Playing with Nature

The estimated harvest dates for Doctor's vineyard in the Santa Lucia Highlands are September 8 - 16 and for Annahala vineyard in Anderson Valley it's September 26 - October 10 (note that the Doctor's timing has been moved up by a week since our last update).  Why the spread?  Why the secrecy?  It sounds like a conspiracy by Southwest Airlines to force us to buy the most expensive seats at the last minute possible.  If you're vexed, we are too.  But in reality, deciding when to pick your grapes is arguably the most important winemaking decision one makes after selecting a grape variety.  After all, the flavor of the grapes at harvest and the sugar level at that moment, largely predetermine the outcome of your finished product.  While oak barrel aging can soften some viticultural sins, wood can only ameliorate a finite amount of damage before your wine tastes like a 2 x 4 plank from Home Depot.  So really, it all begins with the caliber of your fruit. Being practical, we give a range of dates because a vineyard may not ripen evenly.  Vines further up or down a slope, facing more southwardly, closer to an irrigation drip line, or under the shade of a nearby tree may ripen before or after berries at the other end of a property.  Some vintners specifically pick and re-pick at delayed intervals, forcing Nature's hand and playing the odds, hoping for a little more sun and a bit more sweetness.  Harvest roulette is routinely practiced among Germany's vineyards, where acreage is planted at the northernmost limit of viticultural boundaries, so maximizing sugar is the foremost objective.  Wait one more day and perhaps you'll be rewarded with that coveted bump in brix, but gambling for sunshine (and subsequently more sugar) is always tempered by the threat of rain, rot, and unusable fruit.  Josh Jensen of Calera Wine Company here in California has famously oscillated between keeping grapes from first, middle and final harvest sweeps together or separate and treated uniquely. 

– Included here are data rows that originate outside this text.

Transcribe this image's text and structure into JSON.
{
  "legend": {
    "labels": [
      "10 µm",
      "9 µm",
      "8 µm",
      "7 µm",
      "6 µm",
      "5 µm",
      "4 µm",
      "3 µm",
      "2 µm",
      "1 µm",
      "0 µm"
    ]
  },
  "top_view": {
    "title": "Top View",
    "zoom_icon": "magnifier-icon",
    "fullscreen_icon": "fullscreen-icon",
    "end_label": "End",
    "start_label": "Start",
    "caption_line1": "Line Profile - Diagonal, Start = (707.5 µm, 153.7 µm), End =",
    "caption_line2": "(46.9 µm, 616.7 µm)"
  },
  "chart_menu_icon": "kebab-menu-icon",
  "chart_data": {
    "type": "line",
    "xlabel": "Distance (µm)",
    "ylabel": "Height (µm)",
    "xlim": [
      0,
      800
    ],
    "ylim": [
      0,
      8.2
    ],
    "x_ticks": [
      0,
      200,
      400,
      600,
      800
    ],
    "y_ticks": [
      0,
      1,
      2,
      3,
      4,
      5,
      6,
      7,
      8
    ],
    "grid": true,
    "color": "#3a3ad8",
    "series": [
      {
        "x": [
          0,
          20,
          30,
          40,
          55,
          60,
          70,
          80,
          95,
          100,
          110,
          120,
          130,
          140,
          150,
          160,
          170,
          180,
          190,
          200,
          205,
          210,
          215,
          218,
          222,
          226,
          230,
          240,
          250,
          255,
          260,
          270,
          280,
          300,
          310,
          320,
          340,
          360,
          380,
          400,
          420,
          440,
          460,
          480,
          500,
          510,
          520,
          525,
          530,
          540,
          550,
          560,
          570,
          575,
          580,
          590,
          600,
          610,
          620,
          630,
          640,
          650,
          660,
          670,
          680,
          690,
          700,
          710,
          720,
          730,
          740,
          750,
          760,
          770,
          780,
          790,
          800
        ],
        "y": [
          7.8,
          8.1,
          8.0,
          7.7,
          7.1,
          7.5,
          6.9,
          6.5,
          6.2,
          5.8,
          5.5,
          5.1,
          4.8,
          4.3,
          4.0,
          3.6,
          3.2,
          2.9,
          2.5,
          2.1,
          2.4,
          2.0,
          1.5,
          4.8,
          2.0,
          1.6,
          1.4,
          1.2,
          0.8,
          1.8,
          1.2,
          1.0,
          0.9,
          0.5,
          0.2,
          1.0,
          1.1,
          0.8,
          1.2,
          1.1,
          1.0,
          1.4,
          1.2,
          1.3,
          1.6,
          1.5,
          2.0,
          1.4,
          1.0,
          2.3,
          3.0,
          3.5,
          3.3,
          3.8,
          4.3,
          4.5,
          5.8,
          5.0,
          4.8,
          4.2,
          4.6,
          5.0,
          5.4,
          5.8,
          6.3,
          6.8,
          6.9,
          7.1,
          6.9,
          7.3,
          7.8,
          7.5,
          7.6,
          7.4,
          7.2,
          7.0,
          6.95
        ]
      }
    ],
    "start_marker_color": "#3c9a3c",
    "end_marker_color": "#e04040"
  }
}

So it would seem that waiting longer to harvest your fruit is better, right?  At budbreak, spring's minute, green berries are characterized by mouth-puckering acidity.  This gradually mellows to balanced sweetness after veraison, as grapes mature from hard green nodules into succulent, purple globes.  You'd imagine that since "riper," sweeter fruit contains greater natural sugar, this yields a more desirable end product.  Indeed some regions like the Southern Central Coast (think Santa Barbara) are lauded for "long hang times," where grapes have spent more time on the vine, theoretically developing a fuller, more intricate and layered flavor profile.  Yet as grapes grow and pulp increases, acid is diluted, which is not necessarily a desirable attribute.  After all, some acid is compulsory for structure, balance, and spunky vibrancy.  And so it appears the best fruit hails from a long, steady stint on the vine with just enough sugar that acid isn't sacrificed completely.

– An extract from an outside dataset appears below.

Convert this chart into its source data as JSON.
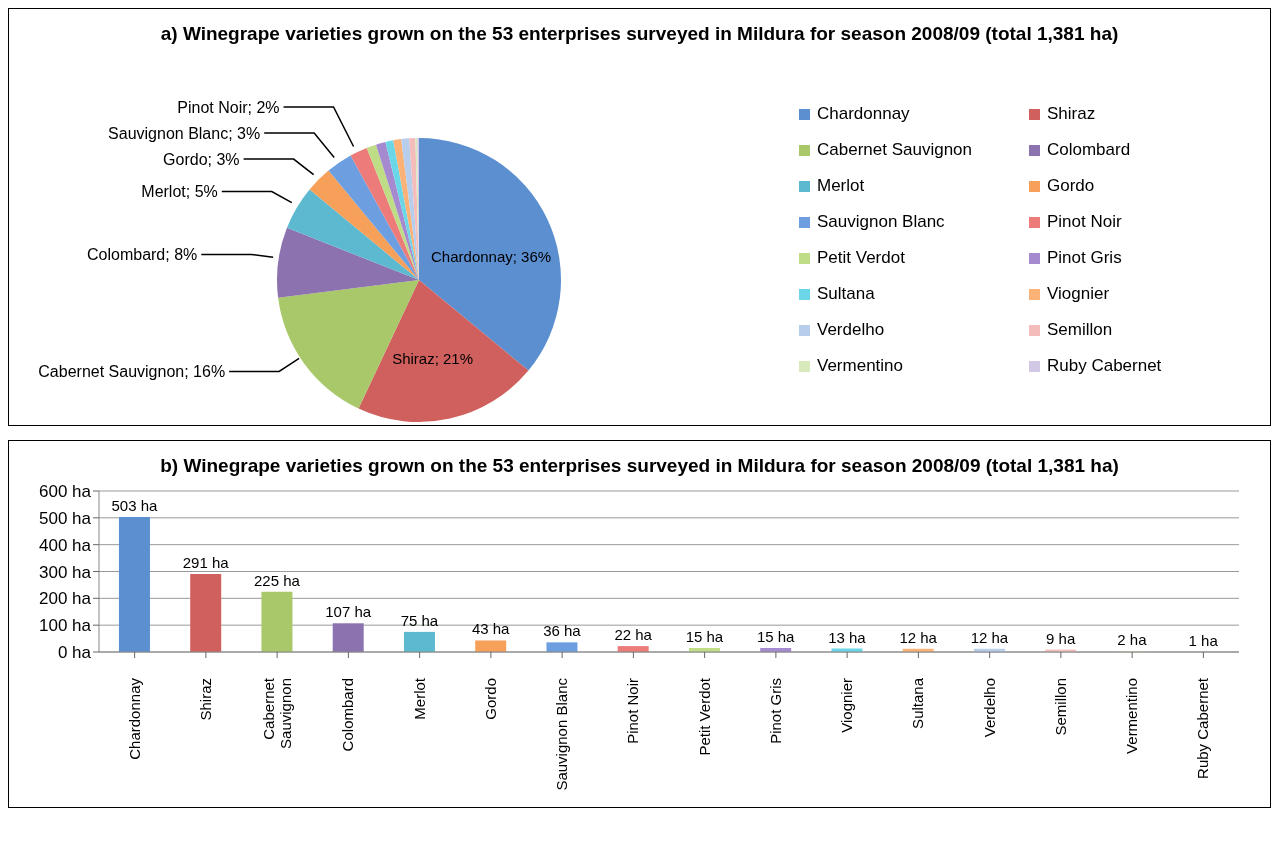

But as always, pinot noir plays the maverick.  Thin skinned and less intensely pigmented than other famous red Vinifera, pinot naturally tends towards less deeply colored wines.  Thus exacting pinot wine makers rely on higher alcohol concentrations to coax the maximum color extraction from their fruit.  And what determines alcohol levels?  Why the sugar level, of course.  The natural sugar in the berries at harvest provides the primary substrate for those carb craving yeast during fermentation.  Thus the sugar concentration at harvest (known as percent brix) is the primary determinant of the percentage alcohol in the finished wine.  Farmers use all kids of contraptions, from simple refractometers in the field to complex hydrometers in enology laboratories to measure and monitor percent brix.  Pinot is harvested at the higher end of the scale, usually between 24 and 25 percent brix.  But can science trump the human palate?  What if brix is maximized but the varietal character of the berry is not yet fully realized?  What cutting edge technology, beyond our maximally evolved taste buds, can better measure and interpret the intensity, depth, or complexity of flavor?

And so we come full circle.  Sometimes the best way to determine if a crop is ready for harvest is for a wizened farmer to trek into vines at dawn, when the berries are still slick with condensation, and to taste them.  When the fruit is ripe and balanced, deep and layered, robust yet refined, and tastes entirely the way a pinot grape should, well then, the berries are ready.  And clearly we cannot plan for that day too far in advance.